Stokes would gaze out at the sea as if something evil waited at the far side of the ocean. Today, Jimmy wanted to talk about 1968. Roger hadn’t even been born then.

“Do you know about the battle of Khe Sanh, son?”

Tippert only knew what he’d seen on the History Channel.

“Well I was there.” Stokes pulled on his beer then started his story. “We was in Quang Tri Province…”

Roger spasmed.

He dropped his beer and the glass shattered on the floor.

His fingertips tingled. Gooseflesh rose on his skin.

“What’s the matter, son?”

It felt like a switch had been thrown, his brain pulsated and his tongue started to swell. It wouldn’t stop swelling.

Oh, God-can’t breathe!

“Is everything all right?” a bartender asked.

“Call the ship’s doctor!” Stokes said. “My friend’s going into some kind of shock or seizure!”

Clawing at his throat, Roger fell to the floor.

“Son, take it easy!”

Roger didn’t notice the alarmed people who’d gathered around him. His insides were on fire. He was burning up. His breathing was tortured. His vision blurred. His hearing felt like he was underwater. His panicked heartbeat was deafening.

Oh, Christ! Somebody help me!

The pressure was increasing as if something was trying to explode from him.

He convulsed.

Something hot oozed from his mouth, his nose, his ears.

He touched it.

Blood.

Jesus!

The pressure. No, please-stop the pressure! His brain was expanding. His head was swelling.

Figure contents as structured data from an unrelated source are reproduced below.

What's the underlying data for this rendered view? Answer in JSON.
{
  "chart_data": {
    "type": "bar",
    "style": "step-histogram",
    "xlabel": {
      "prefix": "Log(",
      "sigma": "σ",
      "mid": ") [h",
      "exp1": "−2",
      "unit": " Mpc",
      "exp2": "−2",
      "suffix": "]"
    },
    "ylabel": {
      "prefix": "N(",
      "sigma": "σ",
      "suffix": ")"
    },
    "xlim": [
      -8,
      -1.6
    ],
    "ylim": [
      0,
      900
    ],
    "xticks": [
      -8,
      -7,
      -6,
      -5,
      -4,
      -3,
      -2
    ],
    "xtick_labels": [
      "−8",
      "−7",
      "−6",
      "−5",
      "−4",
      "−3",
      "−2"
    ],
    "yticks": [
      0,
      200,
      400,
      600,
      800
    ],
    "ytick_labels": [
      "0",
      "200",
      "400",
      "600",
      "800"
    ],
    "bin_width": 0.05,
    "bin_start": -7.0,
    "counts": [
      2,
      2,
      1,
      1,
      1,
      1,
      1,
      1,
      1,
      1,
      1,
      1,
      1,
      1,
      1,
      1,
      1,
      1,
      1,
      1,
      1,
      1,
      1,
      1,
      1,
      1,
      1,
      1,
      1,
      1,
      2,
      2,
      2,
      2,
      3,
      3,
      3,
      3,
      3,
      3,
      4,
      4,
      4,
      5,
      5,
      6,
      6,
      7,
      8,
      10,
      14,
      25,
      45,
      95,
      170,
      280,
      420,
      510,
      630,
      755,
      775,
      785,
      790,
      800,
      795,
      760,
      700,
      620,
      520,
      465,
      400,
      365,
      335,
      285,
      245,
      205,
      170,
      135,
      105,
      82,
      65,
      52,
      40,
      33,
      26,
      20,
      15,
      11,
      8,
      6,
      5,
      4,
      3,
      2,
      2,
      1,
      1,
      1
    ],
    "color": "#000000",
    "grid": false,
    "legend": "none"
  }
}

“Dammit! Is anybody here a doctor?” Stokes shouted.

Stokes was holding Roger just as he’d held his Marine friends in the mud at Khe Sanh, and he watched in disbelief as Roger Tippert’s blood-laced face contorted.

“What the good goddamn?”

In all his time in Vietnam, Stokes had never witnessed anything like this. Tippert screamed as his eyes melted into bloody pools that overflowed down the sides of his face. His abdomen gurgled as if his organs were boiling in his stomach.

Then his heart stopped.

Two decks below the spot where he died, Roger Tippert’s wife, Cathy, was exchanging e-mail addresses with a friendly woman she’d met from Indianapolis, whose husband worked for the Colts’ administration.

“I can get you a deal on tickets for your husband,” the woman said.

“His birthday’s coming up,” Cathy said. “Roger’s going to love this.”